Vacances d’été: Legault prêt à rencontrer la FIQ si nécessaire

TROIS-RIVIÈRES, Qc — François Legault est prêt à accepter, en dernier recours, la demande de rencontre de la Fédération interprofessionnelle de la santé (FIQ) sur les vacances d’été des infirmières qui pourraient encore être annulées.

En effet, les infirmières demandent l’abrogation du décret qui donne le pouvoir aux gestionnaires de suspendre ou d’annuler leurs vacances en raison de la pandémie.

Cet arrêté ministériel est reconduit depuis un an et la FIQ exige de rencontrer le premier ministre et son ministre Christian Dubé pour les convaincre d’y mettre fin.

En conférence de presse lundi à Trois-Rivières, M. Legault a assuré que les gestionnaires du réseau n’invoquaient que rarement l’arrêté ministériel actuellement.

Il a toutefois ajouté qu’il y a encore 500 patients COVID dans les hôpitaux et il ne faut pas qu’il y ait de rupture de services. 

«Malheureusement, on est encore obligé d’avoir ce décret d’urgence. On en parle chaque semaine au conseil des ministres et on se demande si c’est encore nécessaire.» 

M. Legault compte sur son ministre Christian Dubé pour faire entendre raison à la FIQ, parce que selon lui, le décret est encore nécessaire.

«Je vais les rencontrer si ce ne n’est pas réglé avec Christian, mais j’ai bon espoir que Christian va leur expliquer qu’à l’impossible, nul n’est tenu.»

En outre, le premier ministre a laissé entendre qu’il souhaitait de toute façon rencontrer le syndicat des infirmières, pour faire avancer les négociations en vue du renouvellement de la convention collective, échue depuis un an.   

Le décret 2020-007 avait été parrainé par l’ex-ministre de la Santé, Danielle McCann, et adopté le 21 mars 2020, suspendant aussitôt l’application des conventions collectives.

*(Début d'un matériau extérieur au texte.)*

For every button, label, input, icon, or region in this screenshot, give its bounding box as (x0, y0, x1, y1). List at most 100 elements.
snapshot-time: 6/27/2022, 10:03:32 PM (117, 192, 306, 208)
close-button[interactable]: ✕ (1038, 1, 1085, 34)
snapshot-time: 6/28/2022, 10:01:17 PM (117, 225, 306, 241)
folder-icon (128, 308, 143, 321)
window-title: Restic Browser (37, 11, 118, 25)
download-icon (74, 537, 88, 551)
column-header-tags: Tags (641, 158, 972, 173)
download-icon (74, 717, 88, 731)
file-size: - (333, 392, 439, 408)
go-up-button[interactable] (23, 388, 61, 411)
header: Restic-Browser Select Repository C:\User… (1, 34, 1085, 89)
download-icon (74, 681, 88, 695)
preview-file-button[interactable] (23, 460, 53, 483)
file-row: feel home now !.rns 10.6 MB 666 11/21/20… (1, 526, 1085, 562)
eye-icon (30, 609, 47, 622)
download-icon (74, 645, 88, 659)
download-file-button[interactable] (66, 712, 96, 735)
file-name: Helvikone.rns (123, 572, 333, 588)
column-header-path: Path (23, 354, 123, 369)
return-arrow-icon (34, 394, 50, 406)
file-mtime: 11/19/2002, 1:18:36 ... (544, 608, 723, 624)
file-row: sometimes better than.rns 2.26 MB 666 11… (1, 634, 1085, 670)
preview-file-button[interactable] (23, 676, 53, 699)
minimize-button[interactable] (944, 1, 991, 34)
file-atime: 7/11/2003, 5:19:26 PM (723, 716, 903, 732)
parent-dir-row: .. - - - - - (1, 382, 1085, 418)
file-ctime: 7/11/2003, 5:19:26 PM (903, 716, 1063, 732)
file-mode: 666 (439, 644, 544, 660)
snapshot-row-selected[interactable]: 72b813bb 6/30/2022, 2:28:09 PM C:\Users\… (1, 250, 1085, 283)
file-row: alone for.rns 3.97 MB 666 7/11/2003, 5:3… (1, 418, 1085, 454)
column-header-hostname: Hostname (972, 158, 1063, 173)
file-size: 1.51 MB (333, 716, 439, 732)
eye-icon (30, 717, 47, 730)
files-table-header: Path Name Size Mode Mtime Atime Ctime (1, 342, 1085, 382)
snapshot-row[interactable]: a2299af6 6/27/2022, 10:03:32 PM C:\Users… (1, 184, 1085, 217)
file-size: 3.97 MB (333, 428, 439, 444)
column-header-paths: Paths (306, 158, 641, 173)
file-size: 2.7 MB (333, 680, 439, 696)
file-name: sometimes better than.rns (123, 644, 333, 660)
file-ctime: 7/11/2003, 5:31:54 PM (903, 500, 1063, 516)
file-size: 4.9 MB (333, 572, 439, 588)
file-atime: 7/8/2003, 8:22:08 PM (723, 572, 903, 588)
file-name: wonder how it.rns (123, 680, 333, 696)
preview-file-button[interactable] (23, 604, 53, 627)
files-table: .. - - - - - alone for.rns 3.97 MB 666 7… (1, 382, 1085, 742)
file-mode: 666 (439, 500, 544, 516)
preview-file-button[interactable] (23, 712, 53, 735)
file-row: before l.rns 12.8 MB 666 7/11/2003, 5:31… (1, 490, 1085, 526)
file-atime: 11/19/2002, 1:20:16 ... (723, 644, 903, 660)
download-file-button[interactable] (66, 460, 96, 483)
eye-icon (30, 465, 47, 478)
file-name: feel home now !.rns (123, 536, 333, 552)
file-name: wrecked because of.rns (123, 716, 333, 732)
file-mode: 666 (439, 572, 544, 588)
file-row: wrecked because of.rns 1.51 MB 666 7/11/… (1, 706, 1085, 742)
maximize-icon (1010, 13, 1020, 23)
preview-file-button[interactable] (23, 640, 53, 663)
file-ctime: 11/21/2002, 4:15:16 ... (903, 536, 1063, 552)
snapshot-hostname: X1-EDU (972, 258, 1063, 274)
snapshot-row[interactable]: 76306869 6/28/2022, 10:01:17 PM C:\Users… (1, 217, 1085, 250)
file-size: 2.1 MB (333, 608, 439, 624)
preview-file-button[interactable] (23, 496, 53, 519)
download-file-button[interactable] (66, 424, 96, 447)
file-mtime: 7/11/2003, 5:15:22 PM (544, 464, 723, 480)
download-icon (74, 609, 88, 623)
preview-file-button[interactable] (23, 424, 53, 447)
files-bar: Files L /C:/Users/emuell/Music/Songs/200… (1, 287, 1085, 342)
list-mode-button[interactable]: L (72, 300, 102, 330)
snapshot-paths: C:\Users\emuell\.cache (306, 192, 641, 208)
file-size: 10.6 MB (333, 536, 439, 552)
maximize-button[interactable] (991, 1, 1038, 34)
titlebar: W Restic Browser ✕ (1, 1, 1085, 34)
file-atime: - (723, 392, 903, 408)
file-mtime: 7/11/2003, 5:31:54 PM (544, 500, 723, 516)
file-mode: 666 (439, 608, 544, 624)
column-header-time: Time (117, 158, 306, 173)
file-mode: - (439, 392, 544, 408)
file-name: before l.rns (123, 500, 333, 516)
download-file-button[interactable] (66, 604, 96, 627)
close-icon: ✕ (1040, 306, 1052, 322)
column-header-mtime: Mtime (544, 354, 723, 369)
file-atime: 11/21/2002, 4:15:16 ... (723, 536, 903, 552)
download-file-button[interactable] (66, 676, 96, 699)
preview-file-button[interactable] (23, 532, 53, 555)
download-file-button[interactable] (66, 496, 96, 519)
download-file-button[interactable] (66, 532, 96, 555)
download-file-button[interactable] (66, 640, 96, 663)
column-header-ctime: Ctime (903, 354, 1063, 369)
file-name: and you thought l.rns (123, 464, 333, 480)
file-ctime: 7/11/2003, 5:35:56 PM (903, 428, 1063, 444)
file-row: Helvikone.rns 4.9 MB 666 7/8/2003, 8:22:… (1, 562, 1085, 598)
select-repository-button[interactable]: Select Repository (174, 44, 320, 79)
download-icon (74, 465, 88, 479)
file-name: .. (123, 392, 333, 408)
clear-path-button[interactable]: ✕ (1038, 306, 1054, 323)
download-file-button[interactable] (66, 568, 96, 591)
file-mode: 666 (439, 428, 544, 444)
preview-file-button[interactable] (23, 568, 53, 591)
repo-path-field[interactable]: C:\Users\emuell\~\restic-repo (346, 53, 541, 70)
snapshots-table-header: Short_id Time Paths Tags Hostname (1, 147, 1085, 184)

Il stipule que les gestionnaires du réseau ont le pouvoir de suspendre ou d’annuler les congés de toute nature des employés, incluant les vacances déjà autorisées. Ils peuvent aussi modifier les horaires de travail. Chaque journée «régulière» de travail ne devra pas dépasser 12 heures, ce qui n’empêchera pas le temps supplémentaire obligatoire.

Par la voix de leur syndicat, les infirmières avaient décidé l’an dernier de recourir aux tribunaux pour tenter de faire annuler le décret. En juillet, la Fédération interprofessionnelle de la santé (FIQ), qui regroupe 76 000 membres, avait déposé une requête en ce sens en Cour supérieure, une affaire toujours pendante.

Elle faisait valoir que le décret gouvernemental portait atteinte aux droits de ses membres, au regard des chartes canadienne et québécoise des droits. 

Dans les prochains jours, la FIQ prévoit d’ailleurs souligner à sa façon le premier anniversaire du décret 007, en faisant valoir que le gouvernement se sert de cet outil pour combler en fait des pénuries de personnel qui existaient bien avant son adoption.